Wednesday, August 3, 2016

Mermaids in New Bern!  or the day the Manatees came to town.

By John B. Green III

On Wednesday, October 22, 1890, the New Bern Daily Journal reported the following front-page news:

A Curiosity in Port.
    Yesterday afternoon the schooner yacht Manatee arrived in port from Washington, D.C., in charge of Mr. J.W. Zellers, who has aboard two wonderful and rare curiosities known as the Manatee, or Sea Cow.  They weigh upwards of seven hundred pounds apiece and inhabit both land and water.  In appearance the head is like that of a cow and the body is similar to the whale.  They were taken off the Florida coast and belong to that order of animals that is fast becoming extinct.  The scientific name of this odd creature, which will be on exhibition here a few days, is Trichechus Latirostris. That's right, pronunciation and all.

The next day the Journal announced that the sea cows would be available for viewing at the foot of Craven Street through October 28th, "Admission 10 cents."  Their keeper and exhibitor, Capt. John W. Zellers, also known as Manatee Zellers, was renowned along the East Coast for his skill in capturing and keeping alive these warm-water marine mammals.  Zeller, a resident of Titusville, Florida, made a living by hauling freight, guiding sport fishermen, and capturing and exhibiting manatees.  He is said to have exhibited a live manatee at the Centennial Exhibition at Philadelphia in 1876 and to have supplied several manatees to P.T. Barnum for his circus and menagerie.

The manatees displayed in New Bern were Florida Manatees (Trichechus manatus latirostris), a subspecies of the West Indian Manatee.  There are three living species of manatee - the West Indian, the Amazonian, and the West African.  Together with the similar dugong of Asia, they comprise the order Sirenia whose name hints at the folklore linking the manatees and dugongs to the mythological mermaids and sirens.  Although Captain Zellers' manatees arrived in New Bern by schooner in 1890, Florida manatees regularly wander as far north as North Carolina and beyond during the warm-water months of summer and early autumn.  They have occasionally been spotted in the Neuse River as far inland as New Bern.

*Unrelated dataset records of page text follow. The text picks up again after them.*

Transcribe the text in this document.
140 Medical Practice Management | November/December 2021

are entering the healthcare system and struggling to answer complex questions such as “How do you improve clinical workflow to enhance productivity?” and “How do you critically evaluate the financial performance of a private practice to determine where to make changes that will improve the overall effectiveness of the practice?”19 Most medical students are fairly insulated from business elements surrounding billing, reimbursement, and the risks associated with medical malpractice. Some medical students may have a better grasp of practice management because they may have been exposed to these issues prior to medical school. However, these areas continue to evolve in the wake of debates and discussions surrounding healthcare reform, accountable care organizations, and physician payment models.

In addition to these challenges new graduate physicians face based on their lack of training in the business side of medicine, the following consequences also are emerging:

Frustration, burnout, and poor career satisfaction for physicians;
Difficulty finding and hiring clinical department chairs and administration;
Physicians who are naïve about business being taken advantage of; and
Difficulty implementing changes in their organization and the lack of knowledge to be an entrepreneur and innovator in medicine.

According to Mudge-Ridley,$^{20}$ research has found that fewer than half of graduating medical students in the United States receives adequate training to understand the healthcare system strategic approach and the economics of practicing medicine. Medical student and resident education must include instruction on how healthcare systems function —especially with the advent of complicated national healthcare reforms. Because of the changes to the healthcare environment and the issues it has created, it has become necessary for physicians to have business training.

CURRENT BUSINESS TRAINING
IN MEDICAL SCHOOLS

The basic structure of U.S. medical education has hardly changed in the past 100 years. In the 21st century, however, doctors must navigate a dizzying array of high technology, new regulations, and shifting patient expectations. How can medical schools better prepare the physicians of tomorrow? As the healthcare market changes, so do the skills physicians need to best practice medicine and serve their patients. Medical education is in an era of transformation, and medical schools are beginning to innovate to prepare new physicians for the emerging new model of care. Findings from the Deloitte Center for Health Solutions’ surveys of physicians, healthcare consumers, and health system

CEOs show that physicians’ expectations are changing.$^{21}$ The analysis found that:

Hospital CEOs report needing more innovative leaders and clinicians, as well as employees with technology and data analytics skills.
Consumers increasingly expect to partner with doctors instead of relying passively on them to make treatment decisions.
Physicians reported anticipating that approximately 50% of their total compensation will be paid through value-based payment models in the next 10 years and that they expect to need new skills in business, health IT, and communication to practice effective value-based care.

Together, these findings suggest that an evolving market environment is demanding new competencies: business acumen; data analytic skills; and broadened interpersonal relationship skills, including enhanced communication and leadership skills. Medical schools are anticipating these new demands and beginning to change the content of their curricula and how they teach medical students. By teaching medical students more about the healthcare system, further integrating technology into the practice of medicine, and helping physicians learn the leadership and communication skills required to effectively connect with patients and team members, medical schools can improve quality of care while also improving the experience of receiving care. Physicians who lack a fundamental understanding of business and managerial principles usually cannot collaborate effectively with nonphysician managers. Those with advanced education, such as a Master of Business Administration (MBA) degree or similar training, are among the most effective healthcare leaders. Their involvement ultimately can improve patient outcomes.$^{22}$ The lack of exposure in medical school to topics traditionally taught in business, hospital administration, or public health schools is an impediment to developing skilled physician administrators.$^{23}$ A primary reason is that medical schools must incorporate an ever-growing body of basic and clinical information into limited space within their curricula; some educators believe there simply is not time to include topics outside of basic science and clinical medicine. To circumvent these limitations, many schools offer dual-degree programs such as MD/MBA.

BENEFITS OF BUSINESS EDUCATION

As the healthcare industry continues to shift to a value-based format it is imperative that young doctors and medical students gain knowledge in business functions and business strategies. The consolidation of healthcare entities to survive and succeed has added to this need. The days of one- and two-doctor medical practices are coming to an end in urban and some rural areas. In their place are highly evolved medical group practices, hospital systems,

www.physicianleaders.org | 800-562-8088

What did 1890s New Bernians think of these unusual visitors?  The Daily Journal reported that the manatees were "attracting the attention of the citizens of New Berne and exciting wonder and admiration on account of their being such strange creatures, and of their intelligence and very gentle nature."  Zellers and his manatees left New Bern sometime after October 28th and, with exhibition stops along the way, proceeded south to the manatees' home in the warm waters of Florida.